If you're reading BabyWise, it does work for older babies too. You said it yourself - she's running your house, and it needs to be the other way around. She'll continue to run your life if you allow it. So just let her know that times are a-changing and that she'll need to fall asleep on her own (although she doesn't yet speak, she probably understands most of what you're saying). Put her down super early (like 6:30pm) and if she fusses a bit, so be it. Make sure she has her binky or lovey or whatever she needs to comfort herself, and let her figure it out. Guaranteed if you stick to your guns and make her stay in bed, she'll come around within a few days! Once she understands that you are running the show, she will happily comply with your wishes. Hang in there - with my older daughter (pre-discovery of BabyWise) our life was like you're describing, so I've been there!!

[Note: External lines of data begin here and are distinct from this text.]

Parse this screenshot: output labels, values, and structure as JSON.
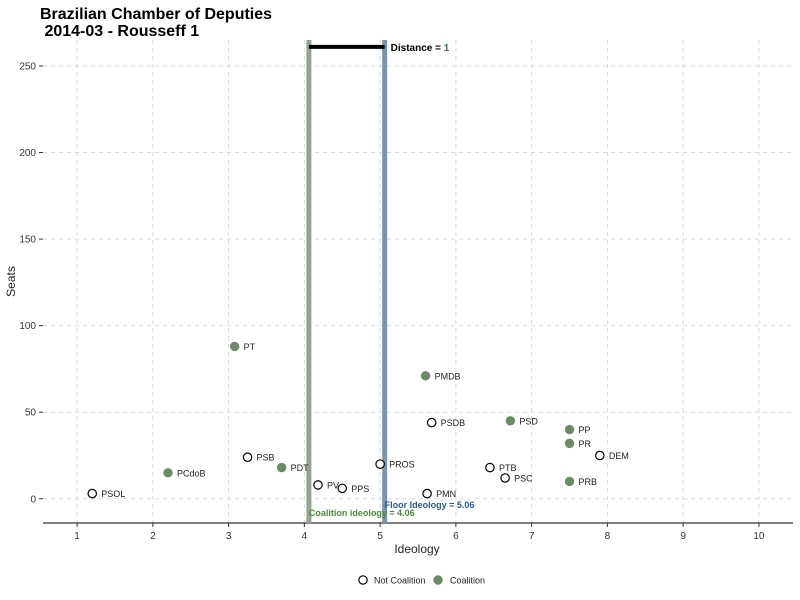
{
  "title_line1": "Brazilian Chamber of Deputies",
  "title_line2": " 2014-03 - Rousseff 1",
  "chart_data": {
    "type": "scatter",
    "xlabel": "Ideology",
    "ylabel": "Seats",
    "xlim": [
      0.55,
      10.45
    ],
    "ylim": [
      -14,
      265
    ],
    "xticks": [
      1,
      2,
      3,
      4,
      5,
      6,
      7,
      8,
      9,
      10
    ],
    "yticks": [
      0,
      50,
      100,
      150,
      200,
      250
    ],
    "grid": true,
    "legend_position": "bottom",
    "legend": [
      {
        "label": "Not Coalition",
        "coalition": false
      },
      {
        "label": "Coalition",
        "coalition": true
      }
    ],
    "colors": {
      "coalition_point": "#6b8b66",
      "coalition_line": "#8fa68a",
      "floor_line": "#7895ad",
      "coalition_text": "#4c8a3a",
      "floor_text": "#2b5d86",
      "distance_value": "#2e7d32"
    },
    "points": [
      {
        "party": "PT",
        "x": 3.08,
        "y": 88,
        "coalition": true
      },
      {
        "party": "PMDB",
        "x": 5.6,
        "y": 71,
        "coalition": true
      },
      {
        "party": "PSDB",
        "x": 5.68,
        "y": 44,
        "coalition": false
      },
      {
        "party": "PSD",
        "x": 6.72,
        "y": 45,
        "coalition": true
      },
      {
        "party": "PP",
        "x": 7.5,
        "y": 40,
        "coalition": true
      },
      {
        "party": "PR",
        "x": 7.5,
        "y": 32,
        "coalition": true
      },
      {
        "party": "DEM",
        "x": 7.9,
        "y": 25,
        "coalition": false
      },
      {
        "party": "PSB",
        "x": 3.25,
        "y": 24,
        "coalition": false
      },
      {
        "party": "PDT",
        "x": 3.7,
        "y": 18,
        "coalition": true
      },
      {
        "party": "PROS",
        "x": 5.0,
        "y": 20,
        "coalition": false
      },
      {
        "party": "PTB",
        "x": 6.45,
        "y": 18,
        "coalition": false
      },
      {
        "party": "PSC",
        "x": 6.65,
        "y": 12,
        "coalition": false
      },
      {
        "party": "PRB",
        "x": 7.5,
        "y": 10,
        "coalition": true
      },
      {
        "party": "PCdoB",
        "x": 2.2,
        "y": 15,
        "coalition": true
      },
      {
        "party": "PV",
        "x": 4.18,
        "y": 8,
        "coalition": false
      },
      {
        "party": "PPS",
        "x": 4.5,
        "y": 6,
        "coalition": false
      },
      {
        "party": "PMN",
        "x": 5.62,
        "y": 3,
        "coalition": false
      },
      {
        "party": "PSOL",
        "x": 1.2,
        "y": 3,
        "coalition": false
      }
    ],
    "coalition_ideology": 4.06,
    "floor_ideology": 5.06,
    "coalition_ideology_label": "Coalition ideology = 4.06",
    "floor_ideology_label": "Floor Ideology = 5.06",
    "distance_label": "Distance = ",
    "distance_value": "1",
    "distance_y": 261
  }
}
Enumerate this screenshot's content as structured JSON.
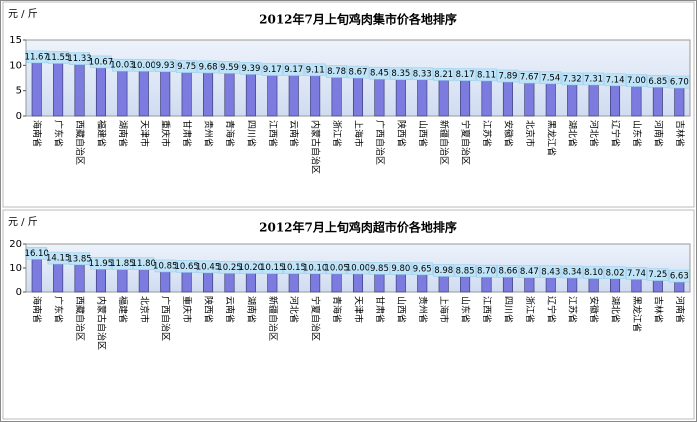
{
  "chart_data": [
    {
      "type": "bar",
      "title": "2012年7月上旬鸡肉集市价各地排序",
      "y_label": "元 / 斤",
      "categories": [
        "海南省",
        "广东省",
        "西藏自治区",
        "福建省",
        "湖南省",
        "天津市",
        "重庆市",
        "甘肃省",
        "贵州省",
        "青海省",
        "四川省",
        "江西省",
        "云南省",
        "内蒙古自治区",
        "浙江省",
        "上海市",
        "广西自治区",
        "陕西省",
        "山西省",
        "新疆自治区",
        "宁夏自治区",
        "江苏省",
        "安徽省",
        "北京市",
        "黑龙江省",
        "湖北省",
        "河北省",
        "辽宁省",
        "山东省",
        "河南省",
        "吉林省"
      ],
      "values": [
        11.67,
        11.55,
        11.33,
        10.67,
        10.03,
        10.0,
        9.93,
        9.75,
        9.68,
        9.59,
        9.39,
        9.17,
        9.17,
        9.11,
        8.78,
        8.67,
        8.45,
        8.35,
        8.33,
        8.21,
        8.17,
        8.11,
        7.89,
        7.67,
        7.54,
        7.32,
        7.31,
        7.14,
        7.0,
        6.85,
        6.7
      ],
      "value_labels": [
        "11.67",
        "11.55",
        "11.33",
        "10.67",
        "10.03",
        "10.00",
        "9.93",
        "9.75",
        "9.68",
        "9.59",
        "9.39",
        "9.17",
        "9.17",
        "9.11",
        "8.78",
        "8.67",
        "8.45",
        "8.35",
        "8.33",
        "8.21",
        "8.17",
        "8.11",
        "7.89",
        "7.67",
        "7.54",
        "7.32",
        "7.31",
        "7.14",
        "7.00",
        "6.85",
        "6.70"
      ],
      "color": "#7b7be0",
      "ylim": [
        0,
        15
      ],
      "yticks": [
        0,
        5,
        10,
        15
      ],
      "grid": false
    },
    {
      "type": "bar",
      "title": "2012年7月上旬鸡肉超市价各地排序",
      "y_label": "元 / 斤",
      "categories": [
        "海南省",
        "广东省",
        "西藏自治区",
        "内蒙古自治区",
        "福建省",
        "北京市",
        "广西自治区",
        "重庆市",
        "陕西省",
        "云南省",
        "湖南省",
        "新疆自治区",
        "河北省",
        "宁夏自治区",
        "青海省",
        "天津市",
        "甘肃省",
        "山西省",
        "贵州省",
        "上海市",
        "山东省",
        "江西省",
        "四川省",
        "浙江省",
        "辽宁省",
        "江苏省",
        "安徽省",
        "湖北省",
        "黑龙江省",
        "吉林省",
        "河南省"
      ],
      "values": [
        16.1,
        14.15,
        13.85,
        11.95,
        11.85,
        11.8,
        10.85,
        10.65,
        10.45,
        10.25,
        10.2,
        10.15,
        10.15,
        10.1,
        10.05,
        10.0,
        9.85,
        9.8,
        9.65,
        8.98,
        8.85,
        8.7,
        8.66,
        8.47,
        8.43,
        8.34,
        8.1,
        8.02,
        7.74,
        7.25,
        6.63
      ],
      "value_labels": [
        "16.10",
        "14.15",
        "13.85",
        "11.95",
        "11.85",
        "11.80",
        "10.85",
        "10.65",
        "10.45",
        "10.25",
        "10.20",
        "10.15",
        "10.15",
        "10.10",
        "10.05",
        "10.00",
        "9.85",
        "9.80",
        "9.65",
        "8.98",
        "8.85",
        "8.70",
        "8.66",
        "8.47",
        "8.43",
        "8.34",
        "8.10",
        "8.02",
        "7.74",
        "7.25",
        "6.63"
      ],
      "color": "#7b7be0",
      "ylim": [
        0,
        20
      ],
      "yticks": [
        0,
        10,
        20
      ],
      "grid": false
    }
  ]
}
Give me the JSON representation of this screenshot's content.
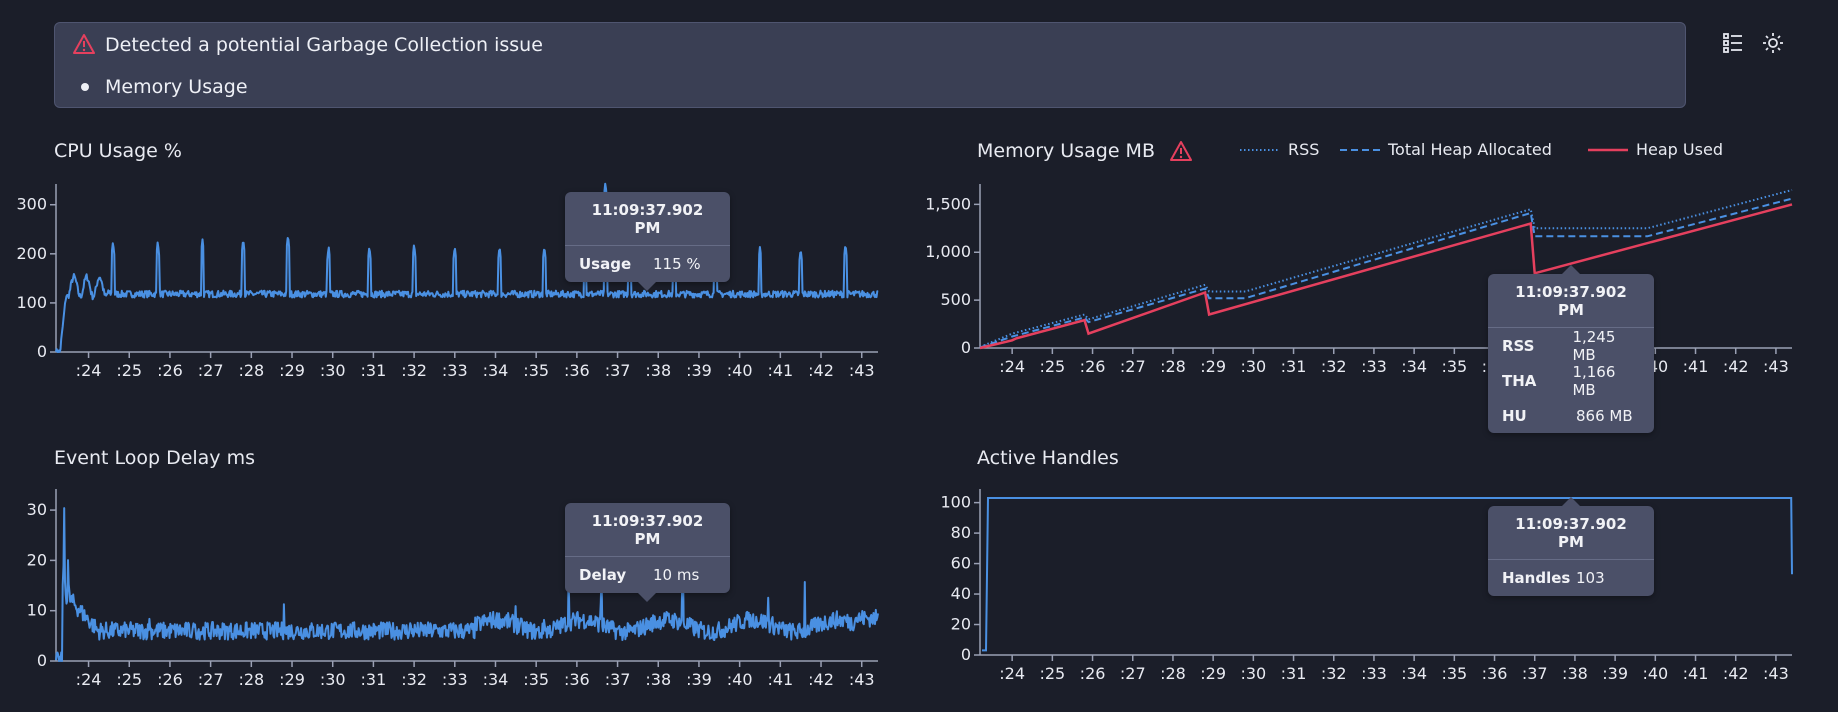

I am a tried and true Baby Wise user. I have 7 kids and it has worked for all. So let me say first of all the schedule you come up with has to work for your family. Others suggested an early bedtime, that wouldn't work for me due to evening activities and I don't want to be up at 6am. So for 10 months old this is what I would do. Start the day at the same time everyday with nursing and then breakfast. You will have time for her to be up and play, included in that time should be time with you, siblings if able and in the playpen playing alone. She needs to know she can play by herself, she is safe and you will come when she needs you. BTW, she will hate the play pen at first, but stick to it and she will enjoy her time after awhile. Then morning nap for about 2 hours, as others said put her down sleepy. Up and nurse and eat and then play again all over again. Sleep again for 2 hours, then up for dinner and nursing. Finally she has her evening routine of time with Dad, bath, whatever. Nurse and off to bed. Her naps and bed time should be the same time everyday. This will take some work and patience. She won't like the change at first, but then will find comfort in the routine. Blessings.
Stac
There is a book called "Sleep through the night" that has a good section for older infants and toddlers and even addresses naps and what to do for different phases of sleep issues. I can't remember the author but we found it at Barnes and Noble. It helped us alot - we do the bath-sippy cup of milk-book routine and our son almost always goes to bed without complaint. If, however, we try to leave something out (usually bath) - it's a disaster. What works for us is sticking to the EXACT routine no matter where we are - even on vacation. Good luck!
I agree with some of the people who answered before. Children get very wound up when they get "past the point" of tired. Many seem to fight sleep and the parents pay dearly! An earlier bedtime could be your answer. Worked for us.
No-Cry Sleep Solution by Elizabeth Pantley!!!!